All of lore.kernel.org
 help / color / mirror / Atom feed
From: Jan Kara <jack@suse.cz>
To: "Michal Suchánek" <msuchanek@suse.de>
Cc: Dave Chinner <david@fromorbit.com>,
	"Darrick J. Wong" <darrick.wong@oracle.com>,
	linux-xfs@vger.kernel.org, linux-ext4@vger.kernel.org,
	Theodore Ts'o <tytso@mit.edu>,
	Andreas Dilger <adilger.kernel@dilger.ca>,
	Ira Weiny <ira.weiny@intel.com>, Jan Kara <jack@suse.cz>,
	linux-kernel@vger.kernel.org
Subject: Re: [PATCH 1/2] xfs: show the dax option in mount options.
Date: Thu, 12 Nov 2020 16:10:46 +0100	[thread overview]
Message-ID: <20201112151046.GD27697@quack2.suse.cz> (raw)

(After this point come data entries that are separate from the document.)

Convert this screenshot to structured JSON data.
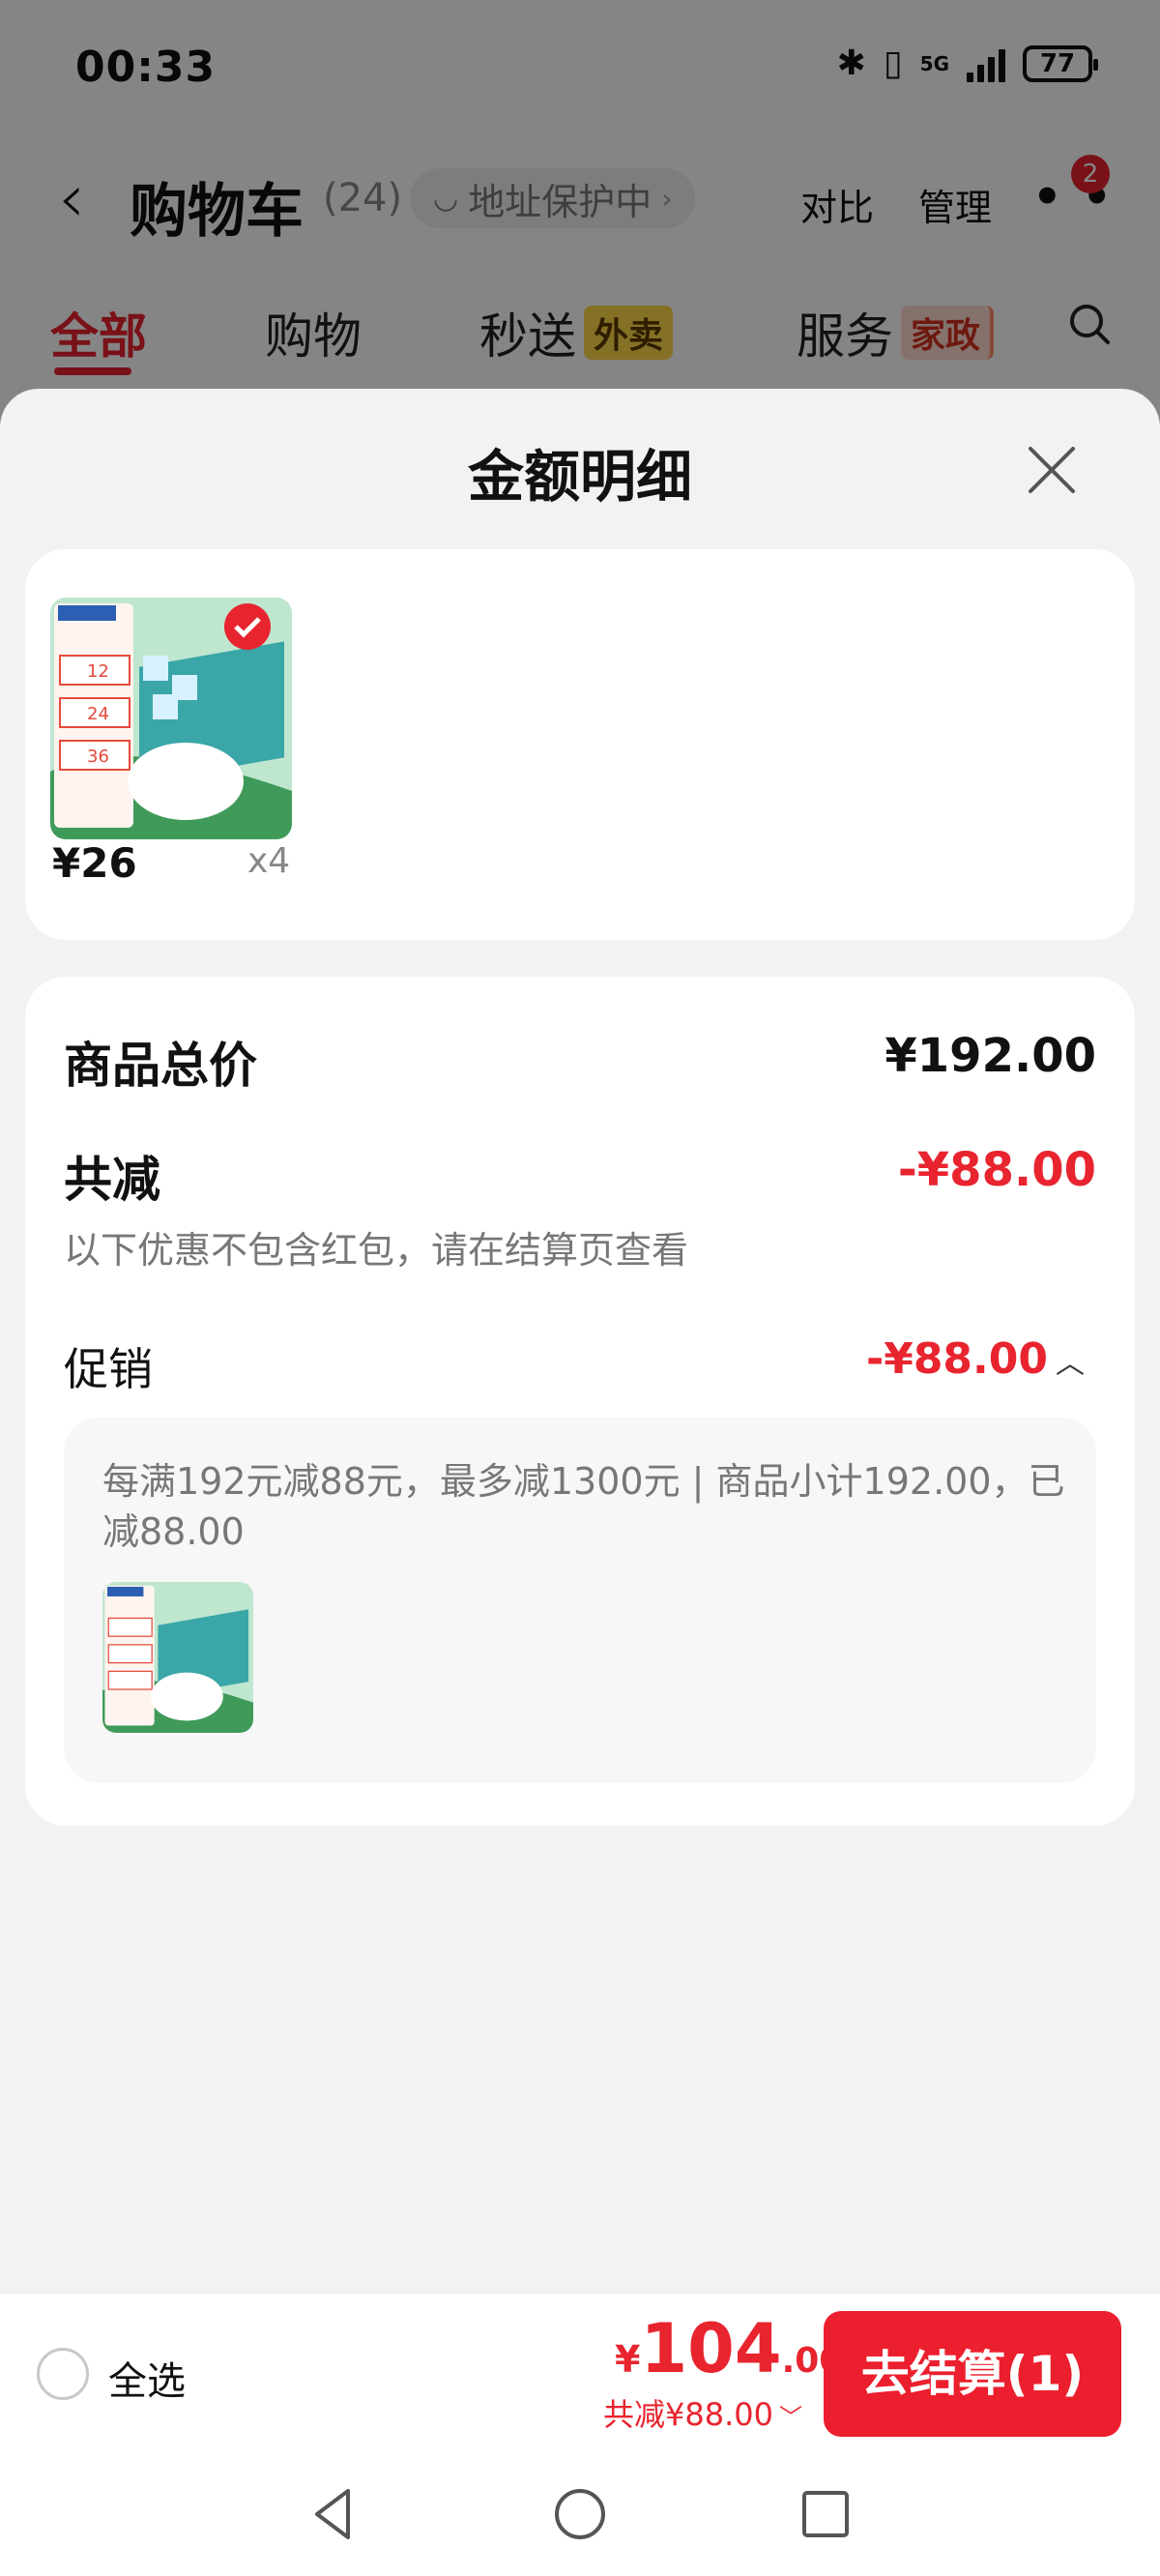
{
  "status": {
    "time": "00:33",
    "network": "5G",
    "battery": "77"
  },
  "header": {
    "title": "购物车",
    "count": "(24)",
    "address_pill": "地址保护中",
    "compare": "对比",
    "manage": "管理",
    "badge": "2"
  },
  "tabs": [
    {
      "label": "全部"
    },
    {
      "label": "购物"
    },
    {
      "label": "秒送",
      "tag": "外卖"
    },
    {
      "label": "服务",
      "tag": "家政"
    }
  ],
  "sheet": {
    "title": "金额明细",
    "product": {
      "price": "¥26",
      "qty": "x4"
    },
    "rows": {
      "total_label": "商品总价",
      "total_value": "¥192.00",
      "discount_label": "共减",
      "discount_value": "-¥88.00",
      "note": "以下优惠不包含红包，请在结算页查看",
      "promo_label": "促销",
      "promo_value": "-¥88.00",
      "promo_desc": "每满192元减88元，最多减1300元 | 商品小计192.00，已减88.00"
    }
  },
  "bottom": {
    "select_all": "全选",
    "currency": "¥",
    "total_int": "104",
    "total_dec": ".00",
    "saving": "共减¥88.00",
    "checkout": "去结算(1)"
  },
  "colors": {
    "accent": "#e8242f",
    "checkout_bg": "#ec1f2e"
  },
  "icons": [
    "back-icon",
    "more-icon",
    "search-icon",
    "close-icon",
    "check-icon",
    "chevron-down-icon",
    "triangle-back-icon",
    "circle-home-icon",
    "square-recents-icon"
  ]
}
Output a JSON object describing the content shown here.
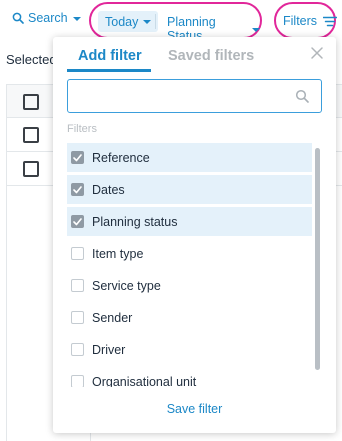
{
  "toolbar": {
    "search_label": "Search",
    "today_label": "Today",
    "planning_status_label": "Planning Status",
    "filters_label": "Filters"
  },
  "background": {
    "selected_label": "Selected"
  },
  "filter_panel": {
    "tabs": [
      {
        "label": "Add filter",
        "active": true
      },
      {
        "label": "Saved filters",
        "active": false
      }
    ],
    "search": {
      "value": "",
      "placeholder": ""
    },
    "section_label": "Filters",
    "items": [
      {
        "label": "Reference",
        "checked": true
      },
      {
        "label": "Dates",
        "checked": true
      },
      {
        "label": "Planning status",
        "checked": true
      },
      {
        "label": "Item type",
        "checked": false
      },
      {
        "label": "Service type",
        "checked": false
      },
      {
        "label": "Sender",
        "checked": false
      },
      {
        "label": "Driver",
        "checked": false
      },
      {
        "label": "Organisational unit",
        "checked": false
      }
    ],
    "save_label": "Save filter"
  },
  "colors": {
    "accent": "#1c88c7",
    "highlight_outline": "#e1279a",
    "checked_row_bg": "#e4f1fa"
  }
}
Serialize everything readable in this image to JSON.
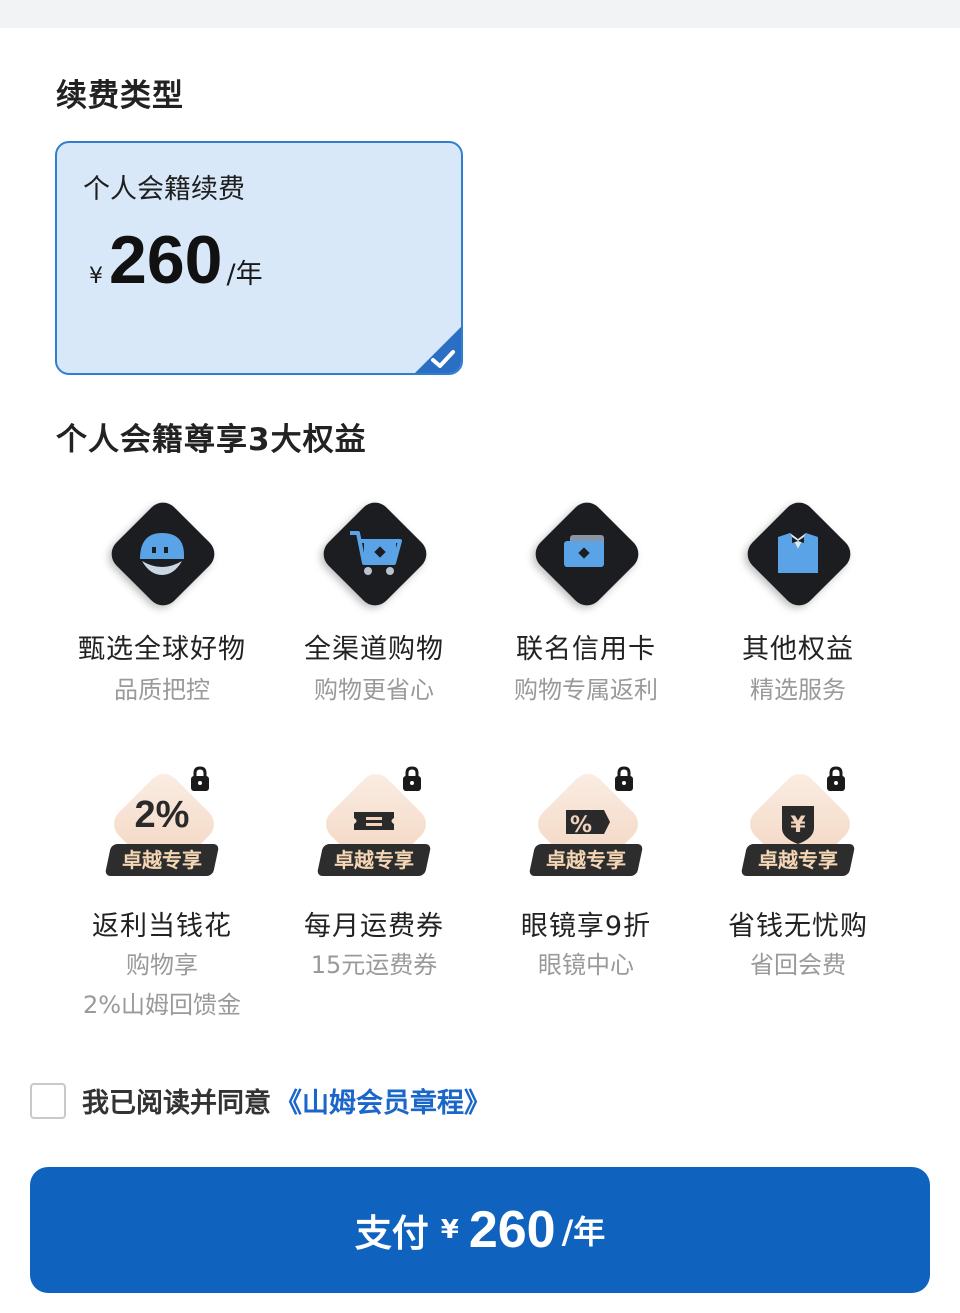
{
  "sections": {
    "renewal_type_title": "续费类型",
    "benefits_title": "个人会籍尊享3大权益"
  },
  "plan": {
    "name": "个人会籍续费",
    "currency": "¥",
    "price": "260",
    "unit": "/年",
    "selected": true
  },
  "benefits": [
    {
      "title": "甄选全球好物",
      "sub": "品质把控",
      "icon": "globe-helmet-icon"
    },
    {
      "title": "全渠道购物",
      "sub": "购物更省心",
      "icon": "shopping-cart-icon"
    },
    {
      "title": "联名信用卡",
      "sub": "购物专属返利",
      "icon": "credit-card-icon"
    },
    {
      "title": "其他权益",
      "sub": "精选服务",
      "icon": "suit-icon"
    }
  ],
  "premium_benefits": [
    {
      "title": "返利当钱花",
      "sub": "购物享",
      "sub2": "2%山姆回馈金",
      "badge": "卓越专享",
      "icon_text": "2%",
      "icon": "rebate-icon"
    },
    {
      "title": "每月运费券",
      "sub": "15元运费券",
      "badge": "卓越专享",
      "icon_text": "",
      "icon": "ticket-icon"
    },
    {
      "title": "眼镜享9折",
      "sub": "眼镜中心",
      "badge": "卓越专享",
      "icon_text": "%",
      "icon": "discount-icon"
    },
    {
      "title": "省钱无忧购",
      "sub": "省回会费",
      "badge": "卓越专享",
      "icon_text": "¥",
      "icon": "yen-shield-icon"
    }
  ],
  "agreement": {
    "text": "我已阅读并同意",
    "link": "《山姆会员章程》",
    "checked": false
  },
  "pay_button": {
    "label": "支付",
    "currency": "¥",
    "amount": "260",
    "unit": "/年"
  },
  "colors": {
    "accent": "#0f63bf",
    "card_bg": "#d9e8f8",
    "card_border": "#2f7fd1",
    "link": "#1b66c9"
  }
}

In-Reply-To: <20201112111217.GF29778@kitsune.suse.cz>

On Thu 12-11-20 12:12:17, Michal Suchánek wrote:
> On Thu, Nov 12, 2020 at 12:49:52PM +1100, Dave Chinner wrote:
> > On Wed, Nov 11, 2020 at 11:28:48AM +0100, Michal Suchánek wrote:
> > > On Tue, Nov 10, 2020 at 08:08:23AM +1100, Dave Chinner wrote:
> > > > On Mon, Nov 09, 2020 at 09:27:05PM +0100, Michal Suchánek wrote:
> > > > > On Mon, Nov 09, 2020 at 11:24:19AM -0800, Darrick J. Wong wrote:
> > > > > > On Mon, Nov 09, 2020 at 08:10:08PM +0100, Michal Suchanek wrote:
> > > > > > > xfs accepts both dax and dax_enum but shows only dax_enum. Show both
> > > > > > > options.
> > > > > > > 
> > > > > > > Fixes: 8d6c3446ec23 ("fs/xfs: Make DAX mount option a tri-state")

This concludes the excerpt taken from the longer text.